Tuesday, October 27, 2009

Olof Thedin on the Architecture of Necessity

Olof Thedin (Arkitektbolaget) is based in Växjö, Sweden and was involved in the design of Limnologen, a building that has won praise from the National Swedish Wood Construction Strategy and the Swedish Wood Construction Council.

What does the Architecture of Necessity mean to you as an architect and a community planner?

The Architecture of Necessity feels like an opportunistic combination of words. All architects would agree that architecture is necessary, but what is the architecture of necessity?
Virserum Art Museum's call states that the architecture of necessity is responsible, diligent, sustainable, just and open. As early as the middle of the 16th century Palladio formulated that “Well building hath three conditions: durability, convenience and beauty”. Convenience (responsible, just), durability (sustainable) and beauty (diligent). Why is this call needed? What is its purpose? What does it add to Palladio's four-hundred year old statement?
It would have to be the word open in that case. What is meant by open in this context?
“Architecture of necessity invites change and dialogue.” At what stage? In the program phase.
“It is open to rich and complex cultural traditions and narratives and is the physical embodiment of the democratic society.” Another truism. Surely architecture reflects all types of society, democracies and dictatorships included. Or?
“A building or a city is not something to be completed, it is something to be developed.” What does that mean? Asplund began Stockholm Public Library and the work was continued by Heike Hanada, according to the most democratic process imaginable?
“The architecture that is open to change and participation will be loved and it will have a long life.” The most loved architecture is so loved that it cannot be altered. These buildings are marked with a big Q [A Swedish classification for a type of listed building] so that no one can carry out any changes to the exterior or interior. The most current example is the Stockholm Public Library, where no one is even allowed to build in its vicinity!
So what does the Architecture of Necessity mean to me as an architect and a community planner? That Palladio's statement has been rediscovered by the author of this call.

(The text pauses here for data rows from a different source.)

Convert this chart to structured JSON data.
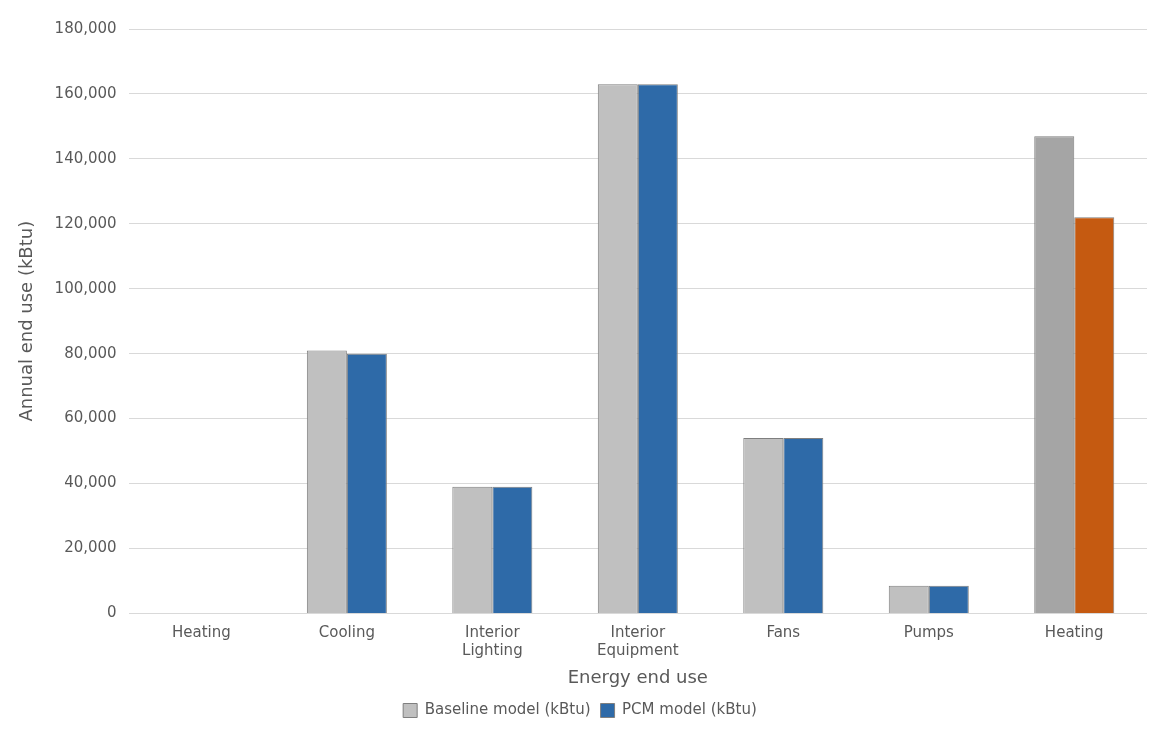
{
  "chart_data": {
    "type": "bar",
    "xlabel": "Energy end use",
    "ylabel": "Annual end use (kBtu)",
    "categories": [
      "Heating",
      "Cooling",
      "Interior Lighting",
      "Interior Equipment",
      "Fans",
      "Pumps",
      "Heating"
    ],
    "series": [
      {
        "name": "Baseline model (kBtu)",
        "color": "#c0c0c0",
        "colors": [
          "#c0c0c0",
          "#c0c0c0",
          "#c0c0c0",
          "#c0c0c0",
          "#c0c0c0",
          "#c0c0c0",
          "#a5a5a5"
        ],
        "values": [
          0,
          81000,
          39000,
          163000,
          54000,
          8500,
          147000
        ]
      },
      {
        "name": "PCM model (kBtu)",
        "color": "#2e6aa8",
        "colors": [
          "#2e6aa8",
          "#2e6aa8",
          "#2e6aa8",
          "#2e6aa8",
          "#2e6aa8",
          "#2e6aa8",
          "#c55a11"
        ],
        "values": [
          0,
          80000,
          39000,
          163000,
          54000,
          8500,
          122000
        ]
      }
    ],
    "ylim": [
      0,
      180000
    ],
    "yticks": [
      0,
      {
        "value": 20000,
        "label": "20,000"
      },
      {
        "value": 40000,
        "label": "40,000"
      },
      {
        "value": 60000,
        "label": "60,000"
      },
      {
        "value": 80000,
        "label": "80,000"
      },
      {
        "value": 100000,
        "label": "100,000"
      },
      {
        "value": 120000,
        "label": "120,000"
      },
      {
        "value": 140000,
        "label": "140,000"
      },
      {
        "value": 160000,
        "label": "160,000"
      },
      {
        "value": 180000,
        "label": "180,000"
      }
    ],
    "grid": "y",
    "legend": "bottom"
  }
}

What is the biggest challenge faced by the Architecture of Necessity?

To disseminate the insight that good architecture provides the base for a community that is sustainable in the long term, whilst the pursuit of short term gain usually results in bad architecture and a waste of resources.

Are there to be found, either in Sweden or elsewhere, examples of what could be labelled Architecture of Necessity?

A process is underway in Växjö that is slowly turning the area into a good place to live in. The jigsaw is assembled piece by piece and gradually the urban setting is transformed into a beautiful, living city. The Architecture of Necessity is the important jigsaw pieces in the building of cities that provide the framework for the appreciation of the whole.
One reason Växjö has been named the greenest city in Europe is perhaps that there is a drive towards good sustainable everyday architecture.